I find the subject classification systems used by library catalogers fascinating from this perspective. What a daunting challenge, to come up with an ontology that is both sufficiently comprehensive yet not overwhelming, and simultaneously something that everyone else will agree with. The Dewey Decimal Classification (DDC) system was invented by Melvil Dewey in 1873 and it is *still* in use by libraries (albeit with updates and modifications). It is still used despite general recognition that it is exceedingly Eurocentric and exhibits other biases — but it now has the weight of history behind it, and changing your subject classification scheme is a huge endeavor, and no one else has come up with something better.
Or have they?
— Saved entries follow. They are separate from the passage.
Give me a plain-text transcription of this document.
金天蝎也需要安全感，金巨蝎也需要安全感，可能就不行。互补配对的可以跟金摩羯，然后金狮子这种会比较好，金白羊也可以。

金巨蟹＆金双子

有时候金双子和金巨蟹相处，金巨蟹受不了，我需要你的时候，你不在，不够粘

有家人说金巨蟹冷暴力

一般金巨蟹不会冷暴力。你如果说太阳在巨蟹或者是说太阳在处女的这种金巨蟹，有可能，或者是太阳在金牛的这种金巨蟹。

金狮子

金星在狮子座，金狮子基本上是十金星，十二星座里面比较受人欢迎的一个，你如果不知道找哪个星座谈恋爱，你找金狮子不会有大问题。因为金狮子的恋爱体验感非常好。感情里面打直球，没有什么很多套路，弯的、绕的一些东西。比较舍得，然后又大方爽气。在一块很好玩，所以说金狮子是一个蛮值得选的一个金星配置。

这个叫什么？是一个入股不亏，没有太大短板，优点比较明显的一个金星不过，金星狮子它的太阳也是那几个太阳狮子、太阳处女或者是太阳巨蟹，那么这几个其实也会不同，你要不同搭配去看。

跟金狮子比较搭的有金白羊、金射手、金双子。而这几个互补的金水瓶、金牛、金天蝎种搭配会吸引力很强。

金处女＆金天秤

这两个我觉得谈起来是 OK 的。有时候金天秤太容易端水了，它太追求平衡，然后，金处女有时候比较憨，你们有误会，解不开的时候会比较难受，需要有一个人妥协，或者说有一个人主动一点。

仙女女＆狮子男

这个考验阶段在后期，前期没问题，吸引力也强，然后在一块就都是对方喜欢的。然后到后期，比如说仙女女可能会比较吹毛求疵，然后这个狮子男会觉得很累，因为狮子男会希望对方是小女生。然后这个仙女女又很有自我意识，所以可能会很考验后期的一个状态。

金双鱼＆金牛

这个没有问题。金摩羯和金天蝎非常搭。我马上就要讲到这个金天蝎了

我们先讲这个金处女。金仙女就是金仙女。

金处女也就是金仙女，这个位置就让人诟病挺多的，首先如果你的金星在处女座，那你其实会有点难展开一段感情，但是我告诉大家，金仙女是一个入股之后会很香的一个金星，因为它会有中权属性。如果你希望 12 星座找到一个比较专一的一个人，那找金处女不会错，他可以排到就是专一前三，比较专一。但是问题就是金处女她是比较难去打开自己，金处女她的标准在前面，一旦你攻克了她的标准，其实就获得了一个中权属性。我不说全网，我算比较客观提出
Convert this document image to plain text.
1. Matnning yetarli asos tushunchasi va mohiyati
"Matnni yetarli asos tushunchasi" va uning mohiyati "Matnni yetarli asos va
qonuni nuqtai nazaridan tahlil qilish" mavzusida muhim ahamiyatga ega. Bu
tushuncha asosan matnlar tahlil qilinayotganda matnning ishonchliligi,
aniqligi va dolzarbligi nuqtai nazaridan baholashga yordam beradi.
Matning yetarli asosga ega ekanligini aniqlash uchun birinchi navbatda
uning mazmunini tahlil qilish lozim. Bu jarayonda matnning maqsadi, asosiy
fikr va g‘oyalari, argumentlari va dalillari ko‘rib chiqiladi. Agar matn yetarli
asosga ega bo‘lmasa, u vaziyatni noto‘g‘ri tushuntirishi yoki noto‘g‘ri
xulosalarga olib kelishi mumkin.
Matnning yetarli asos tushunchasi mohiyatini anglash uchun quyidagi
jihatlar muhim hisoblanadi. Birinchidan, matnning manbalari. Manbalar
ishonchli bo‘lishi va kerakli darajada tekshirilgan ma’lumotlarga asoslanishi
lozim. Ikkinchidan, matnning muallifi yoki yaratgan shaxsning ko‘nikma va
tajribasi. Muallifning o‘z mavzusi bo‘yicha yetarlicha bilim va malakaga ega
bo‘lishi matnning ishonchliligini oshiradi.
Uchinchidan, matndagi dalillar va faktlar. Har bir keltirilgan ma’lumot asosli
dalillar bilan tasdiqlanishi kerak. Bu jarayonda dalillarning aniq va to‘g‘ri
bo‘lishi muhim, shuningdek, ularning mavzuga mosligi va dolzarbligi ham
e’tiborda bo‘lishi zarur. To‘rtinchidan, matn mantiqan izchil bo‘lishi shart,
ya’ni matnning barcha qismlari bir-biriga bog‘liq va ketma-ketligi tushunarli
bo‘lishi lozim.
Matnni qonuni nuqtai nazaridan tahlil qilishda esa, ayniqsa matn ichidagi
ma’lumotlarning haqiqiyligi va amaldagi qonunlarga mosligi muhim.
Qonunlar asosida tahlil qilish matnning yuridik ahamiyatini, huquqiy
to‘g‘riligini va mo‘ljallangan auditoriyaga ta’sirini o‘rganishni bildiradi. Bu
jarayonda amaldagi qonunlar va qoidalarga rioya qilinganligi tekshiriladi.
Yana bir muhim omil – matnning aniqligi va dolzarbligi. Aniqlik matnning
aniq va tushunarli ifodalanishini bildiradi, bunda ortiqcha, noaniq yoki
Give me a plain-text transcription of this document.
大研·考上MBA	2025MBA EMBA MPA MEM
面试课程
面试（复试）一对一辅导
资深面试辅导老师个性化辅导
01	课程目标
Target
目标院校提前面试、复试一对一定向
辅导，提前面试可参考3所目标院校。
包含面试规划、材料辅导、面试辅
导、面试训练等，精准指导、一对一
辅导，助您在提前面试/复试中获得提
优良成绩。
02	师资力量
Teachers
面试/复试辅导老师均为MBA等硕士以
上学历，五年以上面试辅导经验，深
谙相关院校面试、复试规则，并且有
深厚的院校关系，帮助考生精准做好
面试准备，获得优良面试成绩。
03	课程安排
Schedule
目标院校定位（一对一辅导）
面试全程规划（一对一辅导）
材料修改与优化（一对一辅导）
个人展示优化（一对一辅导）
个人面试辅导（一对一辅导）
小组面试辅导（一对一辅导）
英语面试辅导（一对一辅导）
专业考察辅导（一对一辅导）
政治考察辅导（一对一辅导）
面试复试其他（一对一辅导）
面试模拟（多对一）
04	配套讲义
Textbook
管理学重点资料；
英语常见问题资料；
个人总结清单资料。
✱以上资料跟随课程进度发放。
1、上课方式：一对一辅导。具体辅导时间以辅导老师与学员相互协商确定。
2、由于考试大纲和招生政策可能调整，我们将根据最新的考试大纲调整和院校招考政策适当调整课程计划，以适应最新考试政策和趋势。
In 1897, Herbert Putnam came up with a different ontology (LCC, Library of Congress Classification). Both systems are now maintained by the Library of Congress. Public and school libraries mainly use DDC, while academic and government libraries use LCC. Why?
From What’s so great about the Dewey Decimal System?:
The organization of the LC was primarily focused on the needs of Congress, and secondarily towards other government departments, agencies, scholars, etc. So more space is allowed for history (classes C to L) than for science/technology (Q to V). More important, the focus on the needs of Congress means the LCC pays less attention to non-Western literature, and has no classifications for fiction or poetry.
[…]
DDC uses fewer categories and sub-classifications and is consistent across disciplines, while LCC is more highly subdivided with no consistency between disciplines. It’s understandable, therefore, that DDC has proven more useful to libraries catering to a wide range of needs such as public libraries and schools, while LCC is more widely used in libraries focused more on technical areas like colleges, universities, and government.
Turns out that they’re both Eurocentric (or even America-centric) and infused with biases about the relative importance of different topics. For example, let’s look at the top-level division of the DDC. As a decimal system, it has ten categories available at each level. If you were to divide all of human knowledge into ten categories, what would you choose?
Here’s what Dewey did:
000 Computer science, information & general works
100 Philosophy & psychology
200 Religion
300 Social sciences
400 Language
500 Science
600 Technology
700 Arts & recreation
800 Literature
900 History & geography
Or actually, that’s what his system has evolved to now. Obviously Dewey had no concept of “computer science.” In fact, 000 feels more like a “Misc” category. What is CS? The Library of Congress must have thought it didn’t quite fit under 500 (Science) or 600 (Technology). You can browse more here: Dewey Decimal classes.
I’m wondering what a content-based analysis (e.g., clustering) of a large collection of books would create. How would such a hierarchy differ from Dewey’s or Putnam’s? Google, tell us!